/
Minggu, 29 Januari 2023 | 18:10 WIB
Pak Edy 20 tahun hidup sebatang kara dan tak dikunjungi anak. (Youtube Joe Kal)

SuaraSoreang.id - Hidup sebatang kara dan tidak pernah disapa oleh anak-anaknya, membuat Pak Edy sudah terbiasa dengan kesendirian.

Lelaki keturunan Jawa-Sunda yang kini tinggal di Kota Semarang itu mengaku sudah 20 tahun tidak dikunjungi oleh anak-anaknya.

Kisah Pak Edy diungkap oleh salah seorang Youtuber atau konten kreator yang ingin membuat video rumah kosong beberapa waktu lalu.

Namun ternyata, rumah terbengkalai yang mereka masuki ternyata masih dihuni oleh lansia berumur 73 tahun, yang tak lain adalah Pak Edy.
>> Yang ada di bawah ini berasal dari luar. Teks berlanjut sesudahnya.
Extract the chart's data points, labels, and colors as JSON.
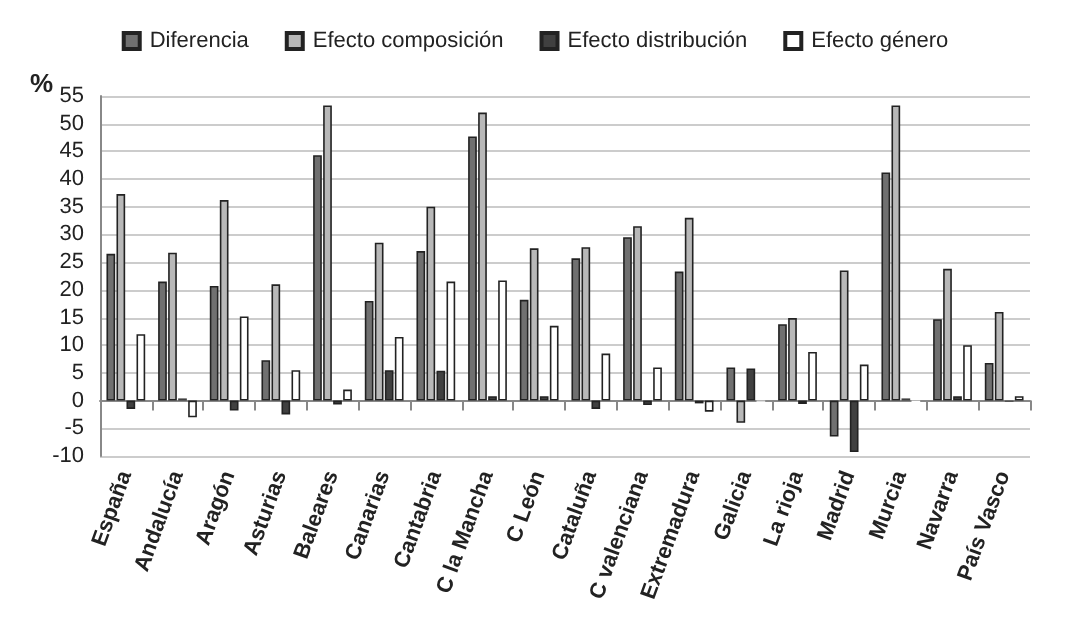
{
  "chart_data": {
    "type": "bar",
    "ylabel": "%",
    "categories": [
      "España",
      "Andalucía",
      "Aragón",
      "Asturias",
      "Baleares",
      "Canarias",
      "Cantabria",
      "C la Mancha",
      "C León",
      "Cataluña",
      "C valenciana",
      "Extremadura",
      "Galicia",
      "La rioja",
      "Madrid",
      "Murcia",
      "Navarra",
      "País Vasco"
    ],
    "series": [
      {
        "name": "Diferencia",
        "color": "#707070",
        "values": [
          26.5,
          21.5,
          20.7,
          7.3,
          44.3,
          18,
          27,
          47.7,
          18.2,
          25.7,
          29.5,
          23.3,
          6,
          13.8,
          -6.5,
          41.2,
          14.7,
          6.8
        ]
      },
      {
        "name": "Efecto composición",
        "color": "#b8b8b8",
        "values": [
          37.3,
          26.7,
          36.2,
          21,
          53.3,
          28.5,
          35,
          52,
          27.5,
          27.7,
          31.5,
          33,
          -4,
          14.9,
          23.5,
          53.3,
          23.8,
          16
        ]
      },
      {
        "name": "Efecto distribución",
        "color": "#404040",
        "values": [
          -1.5,
          0.4,
          -1.8,
          -2.5,
          -0.7,
          5.5,
          5.4,
          0.8,
          0.8,
          -1.5,
          -0.8,
          -0.5,
          5.8,
          -0.6,
          -9.3,
          0.4,
          0.8,
          -0.2
        ]
      },
      {
        "name": "Efecto género",
        "color": "#ffffff",
        "values": [
          12,
          -3,
          15.2,
          5.5,
          2,
          11.5,
          21.5,
          21.7,
          13.5,
          8.5,
          6,
          -2,
          -0.2,
          8.8,
          6.5,
          -0.4,
          10,
          0.8
        ]
      }
    ],
    "ylim": [
      -10,
      55
    ],
    "yticks": [
      -10,
      -5,
      0,
      5,
      10,
      15,
      20,
      25,
      30,
      35,
      40,
      45,
      50,
      55
    ],
    "grid": "y",
    "legend": "top"
  }
}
Usai menjelajahi isi dan dalam rumah tersebut, sang content creator lantas menanyakan berbagai pertanyaan terkait asal usul dan kehidupan si pemilik rumah.

Dari sanalah terungkap, bahwa Pak Edy hidup sendirian sejak istrinya meninggal pada tahun 2003 silam. Persis saat itu juga, anak-anaknya tidak ada satu pun yang berkunjung dan menyambangi dirinya.

Padahal, ia mengaku memiliki tiga orang anak. Dua anak laki-laki dan seorang anak perempuan. 

Dua di antaranya sudah berumah tangga. Satu anak laki-laki Pak Edy tinggal di Jakarta, sedangkan anak perempuannya masih ada di Semarang bersama keluarga kecilnya.

Satu anak laki-laki lain yang merupakan lulusan kedokteran telah meninggal dunia. Setelah itu, disusul anak laki-laki lain yang juga harus meninggal saat adanya wabah Covid-19, lalu.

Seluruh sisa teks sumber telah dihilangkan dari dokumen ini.